3D flex reconstruction fails during iteration 0

Hello all,

I am currently running into an issue while using 3D flex on cryosparc v4.5.1. When I try running 3D Flex Reconstruction I get this event log:
[CPU: 11.94 GB]
====== Load particle data =======

[CPU: 11.95 GB]
Reading in all particle data on the fly from files…

[CPU: 11.95 GB]
Loading a ParticleStack with 96000 items…

[CPU: 11.95 GB]
SSD cache ACTIVE at /beegfs/scratch/mohilab/cryosparc_cache/instance_mohi-gpu01.lsi.umich.edu:39001 (10 GB reserve) (10 TB quota)
│ Cache usage │ Amount │
│ Total / Usable │ 97.79 TiB / 9.54 TiB │
│ Used / Free │ 5.22 TiB / 4.32 TiB │
│ Hits / Misses │ 238.42 GiB / 0.00 B │
│ Acquired / Required │ 238.42 GiB / 0.00 B │
Progress: [▇▇▇▇▇▇▇▇▇▇▇▇▇▇▇▇▇▇▇▇▇▇▇▇▇▇▇▇▇▇▇▇▇▇▇▇▇▇▇▇▇▇▇▇▇▇▇▇▇▇] 20/20 (100%)
Elapsed: 0h 00m 13s
Active jobs: P263-J677
SSD cache complete for 20 file(s)

[CPU: 12.08 GB]

[CPU: 12.08 GB]
Preparing all particle CTF data…

[CPU: 12.09 GB]
Parameter “Force re-do GS split” was off. Using input split…

[CPU: 12.09 GB]
Split A contains 48000 particles

[CPU: 12.09 GB]
Split B contains 48000 particles

[CPU: 12.09 GB]
Setting up particle poses…

[CPU: 12.10 GB]
====== High resolution flexible refinement =======

[CPU: 12.10 GB]
Max num L-BFGS iterations was set to 20

[CPU: 12.10 GB]
Starting L-BFGS.

[CPU: 12.10 GB]
Reconstructing half-map A

[CPU: 12.10 GB]
Iteration 0 : 47000 / 48000 particles

**** Kill signal sent by CryoSPARC (ID: ) ****

Job is unresponsive - no heartbeat received in 180 seconds.

I also noticed when I looked into the metadata log tab, I saw this alert after multiple lines of sending heartbeats:

/lsi/local/pkg/cryosparc/cryosparc_worker/bin/cryosparcw: line 150: 476151 Segmentation fault (core dumped) python -c “import cryosparc_compute.run as run; run.run()” “$@”

Is this a memory issue? I can see from the documentation: “GPU memory use is relatively limited during training time, but at reconstruction time the GPU must be able to fit at least 2x the size of a volume at the full resolution box size.” If so, are there any work arounds to this, since my particles are relatively large (800 pixels)
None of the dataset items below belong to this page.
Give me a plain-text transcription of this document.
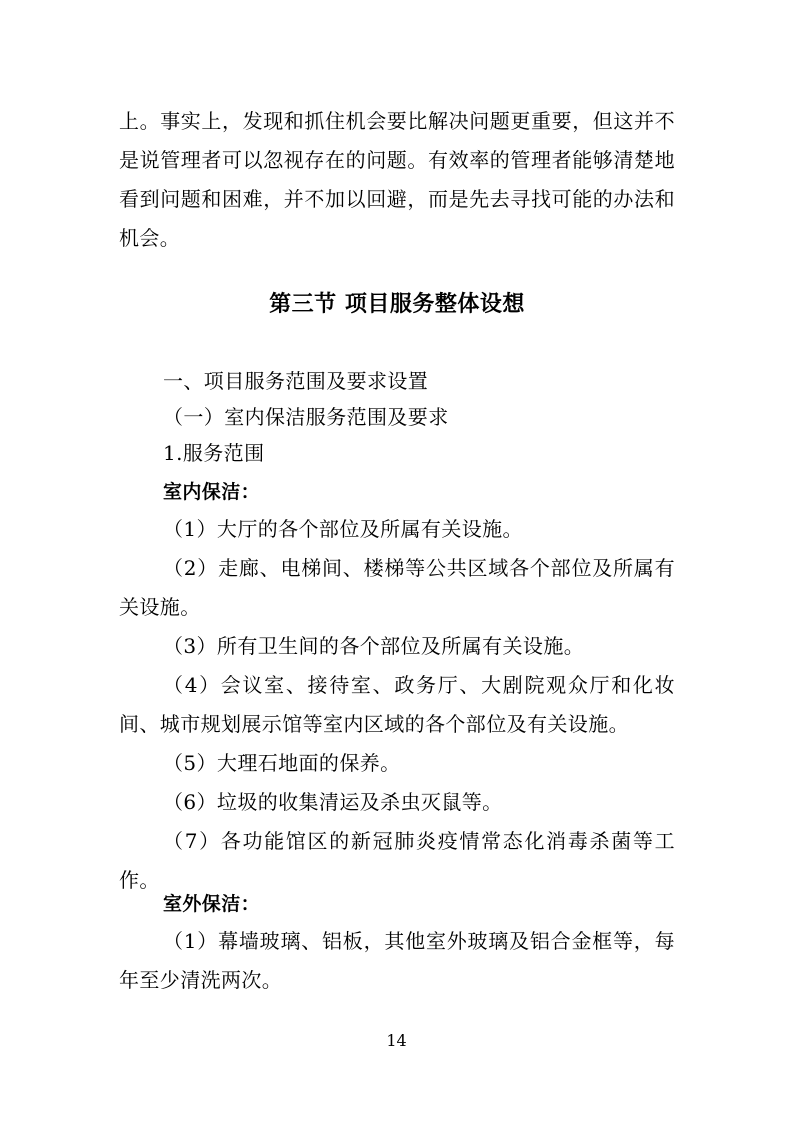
上。事实上，发现和抓住机会要比解决问题更重要，但这并不是说管理者可以忽视存在的问题。有效率的管理者能够清楚地看到问题和困难，并不加以回避，而是先去寻找可能的办法和机会。

第三节 项目服务整体设想

一、项目服务范围及要求设置

（一）室内保洁服务范围及要求

1.服务范围

室内保洁：

（1）大厅的各个部位及所属有关设施。

（2）走廊、电梯间、楼梯等公共区域各个部位及所属有关设施。

（3）所有卫生间的各个部位及所属有关设施。

（4）会议室、接待室、政务厅、大剧院观众厅和化妆间、城市规划展示馆等室内区域的各个部位及有关设施。

（5）大理石地面的保养。

（6）垃圾的收集清运及杀虫灭鼠等。

（7）各功能馆区的新冠肺炎疫情常态化消毒杀菌等工作。

室外保洁：

（1）幕墙玻璃、铝板，其他室外玻璃及铝合金框等，每年至少清洗两次。

14
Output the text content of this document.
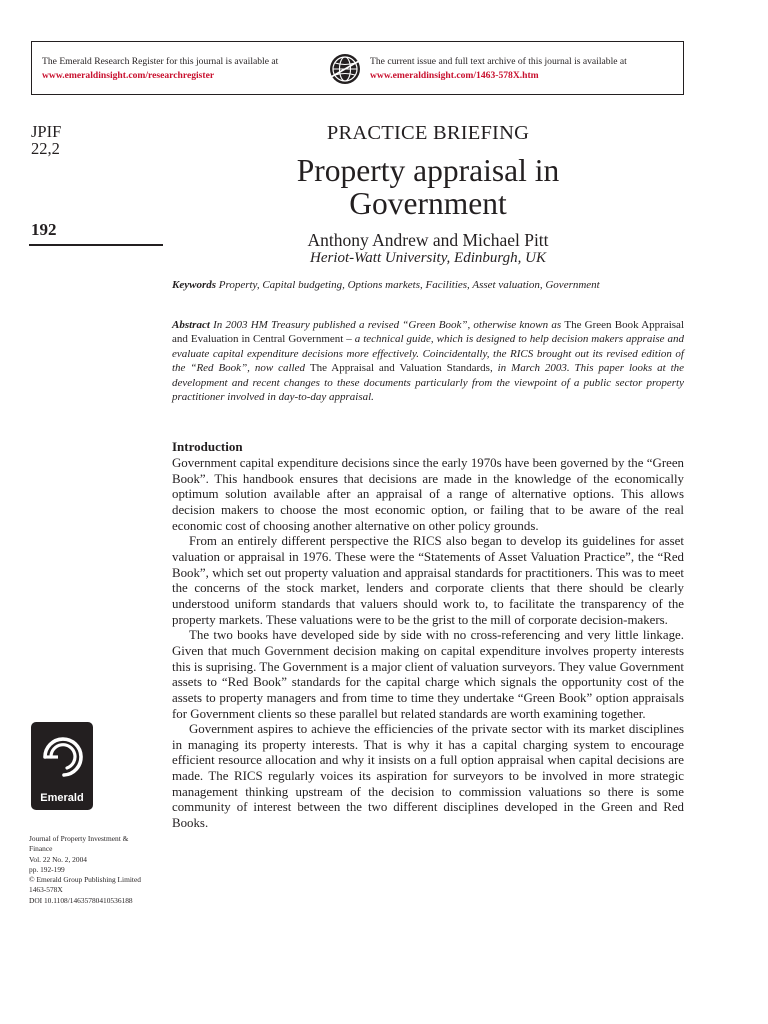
The Emerald Research Register for this journal is available at
www.emeraldinsight.com/researchregister
The current issue and full text archive of this journal is available at
www.emeraldinsight.com/1463-578X.htm
JPIF
22,2
192
Emerald
Journal of Property Investment &
Finance
Vol. 22 No. 2, 2004
pp. 192-199
© Emerald Group Publishing Limited
1463-578X
DOI 10.1108/14635780410536188
PRACTICE BRIEFING
Property appraisal in
Government
Anthony Andrew and Michael Pitt
Heriot-Watt University, Edinburgh, UK
Keywords Property, Capital budgeting, Options markets, Facilities, Asset valuation, Government
Abstract In 2003 HM Treasury published a revised “Green Book”, otherwise known as The Green Book Appraisal and Evaluation in Central Government – a technical guide, which is designed to help decision makers appraise and evaluate capital expenditure decisions more effectively. Coincidentally, the RICS brought out its revised edition of the “Red Book”, now called The Appraisal and Valuation Standards, in March 2003. This paper looks at the development and recent changes to these documents particularly from the viewpoint of a public sector property practitioner involved in day-to-day appraisal.
Introduction

Government capital expenditure decisions since the early 1970s have been governed by the “Green Book”. This handbook ensures that decisions are made in the knowledge of the economically optimum solution available after an appraisal of a range of alternative options. This allows decision makers to choose the most economic option, or failing that to be aware of the real economic cost of choosing another alternative on other policy grounds.

From an entirely different perspective the RICS also began to develop its guidelines for asset valuation or appraisal in 1976. These were the “Statements of Asset Valuation Practice”, the “Red Book”, which set out property valuation and appraisal standards for practitioners. This was to meet the concerns of the stock market, lenders and corporate clients that there should be clearly understood uniform standards that valuers should work to, to facilitate the transparency of the property markets. These valuations were to be the grist to the mill of corporate decision-makers.

The two books have developed side by side with no cross-referencing and very little linkage. Given that much Government decision making on capital expenditure involves property interests this is suprising. The Government is a major client of valuation surveyors. They value Government assets to “Red Book” standards for the capital charge which signals the opportunity cost of the assets to property managers and from time to time they undertake “Green Book” option appraisals for Government clients so these parallel but related standards are worth examining together.

Government aspires to achieve the efficiencies of the private sector with its market disciplines in managing its property interests. That is why it has a capital charging system to encourage efficient resource allocation and why it insists on a full option appraisal when capital decisions are made. The RICS regularly voices its aspiration for surveyors to be involved in more strategic management thinking upstream of the decision to commission valuations so there is some community of interest between the two different disciplines developed in the Green and Red Books.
A test would be downsample your particles to maybe 200 pixels and test with that stack. If it completes, the box size is the problem. If you’re not close to the sampling limit, you can try downsampling to just beyond your resolution.

So in terms of the 3D flex pipeline, would I just run a downsampling job using the particles from the Flex data prep and then put that particle stack into the flex reconstruction? Or do I need to rerun the downsampled particles through a new Flex data prep and a Flex Train job?

So I did some old fashion trial and error (please let me know if this is correct)…

  1. Using the original particle set, I downsampled them from 800 to 400 pixels

  2. I then reran the Flex Data Prep with training box size 200 (pix), (ie. same as the previous Flex Data Prep and 3D flex training jobs).

  3. Using the previous 3D Flex model from the original Flex training job and the new downsampled Prepared Particles, I ran a new 3D flex reconstruction job.

So far, it looks like its working as it is already at iteration 3. I will let you know how it finishes, but I think you are correct that it was a memory issue due to box size.

Thank you for the help.

Just following up, the job completely ran.

The only question I still have is: Is there any way I can run this job using the original particle stack? Since the final FSC resolution of the Flex Reconstruction job is about the same as the Non-uniform refinement job output that I used as the initial particle stack (~4.5A), I’m not entirely sure if I will see an improvement or not, if it was run with the unbinned data. Any advice is greatly appreciated.